The MTK patch uses devm_gpiod_get_optional — if no wifi-reset-gpios is in the DTS, it returns NULL and the reset block is skipped entirely. You could add the DTS property, but without the physical connection on the PCB it does nothing.

The fix on the RFB board required one extra wire from GPIO 7 to the WiFi 12V control line. On the RFB schematic, GPIO 7 (mt7988a_gpio7) is routed to the NIC reset. On BPI-R4 Pro 8X, the schematic shows SW4 in parallel with nothing — no GPIO pad.

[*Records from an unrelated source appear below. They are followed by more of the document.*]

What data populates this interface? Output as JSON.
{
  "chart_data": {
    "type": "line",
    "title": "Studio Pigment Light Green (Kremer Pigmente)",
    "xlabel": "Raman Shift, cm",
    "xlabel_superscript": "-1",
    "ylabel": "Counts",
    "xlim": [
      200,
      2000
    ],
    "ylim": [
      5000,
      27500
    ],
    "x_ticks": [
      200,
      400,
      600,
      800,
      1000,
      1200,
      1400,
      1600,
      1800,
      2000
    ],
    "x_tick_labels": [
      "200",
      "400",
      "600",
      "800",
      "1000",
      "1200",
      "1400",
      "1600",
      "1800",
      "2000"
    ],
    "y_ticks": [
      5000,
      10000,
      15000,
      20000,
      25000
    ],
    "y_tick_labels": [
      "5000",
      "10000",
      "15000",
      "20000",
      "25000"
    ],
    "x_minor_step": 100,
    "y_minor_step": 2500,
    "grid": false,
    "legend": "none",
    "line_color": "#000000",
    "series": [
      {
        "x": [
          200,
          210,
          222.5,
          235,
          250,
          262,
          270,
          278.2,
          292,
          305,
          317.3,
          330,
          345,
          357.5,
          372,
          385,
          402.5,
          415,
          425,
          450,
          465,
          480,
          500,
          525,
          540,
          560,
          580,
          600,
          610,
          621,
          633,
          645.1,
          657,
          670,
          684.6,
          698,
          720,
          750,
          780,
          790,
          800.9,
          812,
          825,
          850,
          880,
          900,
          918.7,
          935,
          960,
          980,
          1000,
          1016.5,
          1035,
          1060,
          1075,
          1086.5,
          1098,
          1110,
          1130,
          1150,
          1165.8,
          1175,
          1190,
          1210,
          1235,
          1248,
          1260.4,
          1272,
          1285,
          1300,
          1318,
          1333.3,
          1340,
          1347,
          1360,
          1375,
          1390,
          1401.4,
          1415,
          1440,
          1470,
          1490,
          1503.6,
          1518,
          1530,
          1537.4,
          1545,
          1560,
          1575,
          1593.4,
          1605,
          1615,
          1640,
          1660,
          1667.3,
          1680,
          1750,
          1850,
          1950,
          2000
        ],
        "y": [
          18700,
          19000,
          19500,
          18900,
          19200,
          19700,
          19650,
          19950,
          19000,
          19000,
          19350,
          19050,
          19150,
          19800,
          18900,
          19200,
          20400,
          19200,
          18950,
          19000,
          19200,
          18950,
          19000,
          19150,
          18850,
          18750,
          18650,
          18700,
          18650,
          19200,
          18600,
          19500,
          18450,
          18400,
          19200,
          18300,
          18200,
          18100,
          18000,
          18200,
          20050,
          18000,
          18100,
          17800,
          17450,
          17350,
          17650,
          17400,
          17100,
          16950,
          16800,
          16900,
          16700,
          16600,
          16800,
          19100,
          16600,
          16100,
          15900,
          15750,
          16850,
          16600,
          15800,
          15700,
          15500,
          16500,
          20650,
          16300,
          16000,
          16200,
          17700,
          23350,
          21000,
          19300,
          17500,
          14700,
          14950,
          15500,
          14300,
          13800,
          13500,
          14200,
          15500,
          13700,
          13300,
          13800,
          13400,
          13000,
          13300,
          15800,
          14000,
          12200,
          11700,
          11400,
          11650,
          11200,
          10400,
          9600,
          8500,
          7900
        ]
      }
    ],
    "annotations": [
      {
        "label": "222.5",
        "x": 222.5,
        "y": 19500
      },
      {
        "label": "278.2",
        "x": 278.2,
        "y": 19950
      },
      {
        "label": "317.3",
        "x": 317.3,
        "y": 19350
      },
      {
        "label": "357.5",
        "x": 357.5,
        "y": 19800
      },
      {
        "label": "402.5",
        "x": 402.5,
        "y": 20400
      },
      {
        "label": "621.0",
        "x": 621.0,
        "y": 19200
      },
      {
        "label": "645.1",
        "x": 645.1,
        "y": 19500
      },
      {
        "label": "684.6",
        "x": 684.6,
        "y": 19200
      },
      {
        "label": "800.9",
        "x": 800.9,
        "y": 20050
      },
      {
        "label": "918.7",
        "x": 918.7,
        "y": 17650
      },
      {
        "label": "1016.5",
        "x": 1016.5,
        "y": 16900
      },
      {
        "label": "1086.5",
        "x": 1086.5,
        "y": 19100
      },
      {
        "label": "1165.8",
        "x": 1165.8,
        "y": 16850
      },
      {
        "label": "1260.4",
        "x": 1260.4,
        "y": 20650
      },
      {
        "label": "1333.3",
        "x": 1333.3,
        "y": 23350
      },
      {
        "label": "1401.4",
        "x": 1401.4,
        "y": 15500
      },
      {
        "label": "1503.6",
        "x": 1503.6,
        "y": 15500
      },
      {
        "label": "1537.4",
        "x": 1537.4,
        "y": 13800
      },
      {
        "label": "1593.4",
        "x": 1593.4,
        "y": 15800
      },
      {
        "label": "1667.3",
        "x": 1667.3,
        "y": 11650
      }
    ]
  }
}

To enable SW reset on BPI-R4 / Pro 8X, Sinovoip would need to:

  1. Wire GPIO 7 (or any free GPIO) in parallel with SW4 on the PCB
  2. Add wifi-reset-gpios = <&pio 7 GPIO_ACTIVE_LOW> to the board DTS
  3. The driver patch already supports it — no kernel changes needed

Workaround

Power cycle only. There is no SW workaround. The semaphore is locked inside the MT7996 MCU hardware block — no kernel driver, userspace tool, or debugfs interface can reach it after a failed probe. Only cutting power to the NIC clears it.

On BPI-R4 Pro 8X: use the SW4 slide switch to cut 12V to the WiFi NIC, wait 2 seconds, switch back. On BPI-R4: full power cycle.

Summary

BPI-R4 / Pro 8X MTK RFB
WiFi NIC 12V control SW4 physical switch GPIO 7
DTS wifi-reset-gpios Not possible (no HW) <&pio 7 GPIO_ACTIVE_LOW>
SW recovery after stuck semaphore ❌ Power cycle only rmmod && modprobe triggers GPIO reset
PCB change needed Yes — GPIO pad + trace to SW4 Already done

The infrastructure for SW WiFi reset exists in the kernel and in the MTK feeds. On BPI-R4 and Pro 8X the limiting factor is a missing PCB connection, not software.


Tested on BPI-R4 Pro 8X (MT7988A + MT7996), OpenWrt / kernel 6.12.
Source refs: mt76/mt7996/mcu.c, pcie-mediatek-gen3.c, mt7988d-rfb-2pcie.dtso.